Orbene, “ai fini della legittimazione attiva all’esercizio dell’azione di manutenzione la richiesta qualità di possessore del bene non è incompatibile con la possibilità che il soggetto che ha subito la molestia e quello che agisce processualmente per la tutela possessoria siano diversi, attesa la facoltà prevista dall’art. 1146, comma 2 c.c. di invocare in caso di successione a titolo particolare, inter vivos o mortis causa, il cumulo del possesso di chi esercitava il possesso al momento della turbativa con quello di chi lo esercita al momento del ricorso possessorio, sempre che ne sussista, come accertato nel caso di specie, il titolo e l’instaurazione della relazione di fatto con il bene”.
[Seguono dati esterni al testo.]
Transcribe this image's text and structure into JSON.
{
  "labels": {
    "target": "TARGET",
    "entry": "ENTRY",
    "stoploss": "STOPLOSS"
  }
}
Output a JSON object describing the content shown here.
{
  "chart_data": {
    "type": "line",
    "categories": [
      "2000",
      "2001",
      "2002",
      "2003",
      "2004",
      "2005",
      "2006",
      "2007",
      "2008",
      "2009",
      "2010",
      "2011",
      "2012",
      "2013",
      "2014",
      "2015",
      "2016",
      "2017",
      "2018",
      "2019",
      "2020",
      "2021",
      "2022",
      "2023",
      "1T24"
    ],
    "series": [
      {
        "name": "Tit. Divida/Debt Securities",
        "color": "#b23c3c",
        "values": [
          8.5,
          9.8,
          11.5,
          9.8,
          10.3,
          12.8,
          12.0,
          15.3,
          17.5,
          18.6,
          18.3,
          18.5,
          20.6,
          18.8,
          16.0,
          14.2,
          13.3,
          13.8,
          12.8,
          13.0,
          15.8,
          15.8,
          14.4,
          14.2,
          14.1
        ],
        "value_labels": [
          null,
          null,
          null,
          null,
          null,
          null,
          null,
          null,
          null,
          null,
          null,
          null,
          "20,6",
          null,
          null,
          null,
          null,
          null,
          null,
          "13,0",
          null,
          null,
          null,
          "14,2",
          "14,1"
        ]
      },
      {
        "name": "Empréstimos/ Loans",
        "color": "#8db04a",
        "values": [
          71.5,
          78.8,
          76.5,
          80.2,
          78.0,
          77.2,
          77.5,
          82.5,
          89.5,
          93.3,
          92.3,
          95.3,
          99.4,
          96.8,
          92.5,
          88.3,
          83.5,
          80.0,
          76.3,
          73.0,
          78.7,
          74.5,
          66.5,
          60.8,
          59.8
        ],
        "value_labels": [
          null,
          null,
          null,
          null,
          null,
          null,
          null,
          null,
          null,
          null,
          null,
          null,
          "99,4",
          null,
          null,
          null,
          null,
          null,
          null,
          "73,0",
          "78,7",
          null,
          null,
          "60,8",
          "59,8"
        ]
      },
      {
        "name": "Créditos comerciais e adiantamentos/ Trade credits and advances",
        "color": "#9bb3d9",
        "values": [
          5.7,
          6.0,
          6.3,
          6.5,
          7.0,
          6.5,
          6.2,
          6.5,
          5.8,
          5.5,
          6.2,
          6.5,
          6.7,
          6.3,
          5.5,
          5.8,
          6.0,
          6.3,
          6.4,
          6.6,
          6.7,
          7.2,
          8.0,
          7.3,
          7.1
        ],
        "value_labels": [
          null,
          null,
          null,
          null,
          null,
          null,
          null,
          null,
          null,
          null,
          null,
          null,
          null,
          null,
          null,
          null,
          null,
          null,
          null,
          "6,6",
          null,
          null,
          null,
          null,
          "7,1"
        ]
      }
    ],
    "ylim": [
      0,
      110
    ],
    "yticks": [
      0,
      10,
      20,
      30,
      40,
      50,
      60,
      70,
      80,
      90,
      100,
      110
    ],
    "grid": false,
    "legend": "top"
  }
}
Pertanto, legittimato a proporre azione di manutenzione ex art. 1170 c.c. è il solo possessore, e non anche il detentore, dovendosi comunque ricollegare la presunzione di possesso, ex art. 1141  c.c., ad un potere di fatto sulla cosa che si manifesta in attività corrispondenti all’esercizio della proprietà o di altro diritto reale, secondo la definizione contenuta nell’art. 1140 c.c..

Va, per contro, rilevato che detta presunzione non opera in favore di chi si trovi con la cosa in una relazione materiale che si svolge in nome del possessore e per sua volontà, sia che si tratti di detenzione qualificata, sia di mera disponibilità materiale del bene, o detenzione semplice[6].

[1] Cass. civ., sez. II, Ord. n. 966/2019.

[2] Cass. civ., sez. II, Ord. n. 20715/2018.

[3] Cass. civ., sez. II, Sent. n. 5760/2004.

[4] Cass. civ., sez. II, Sent. n. 1943/1981.

[5] Cass. civ. sez. II, Ord. n. 16053/2019.

[6] Cass. civ. sez. II, Ord. n. 1824/2000 e Cass. civ., sez. II, Ord. n. 22642/2018.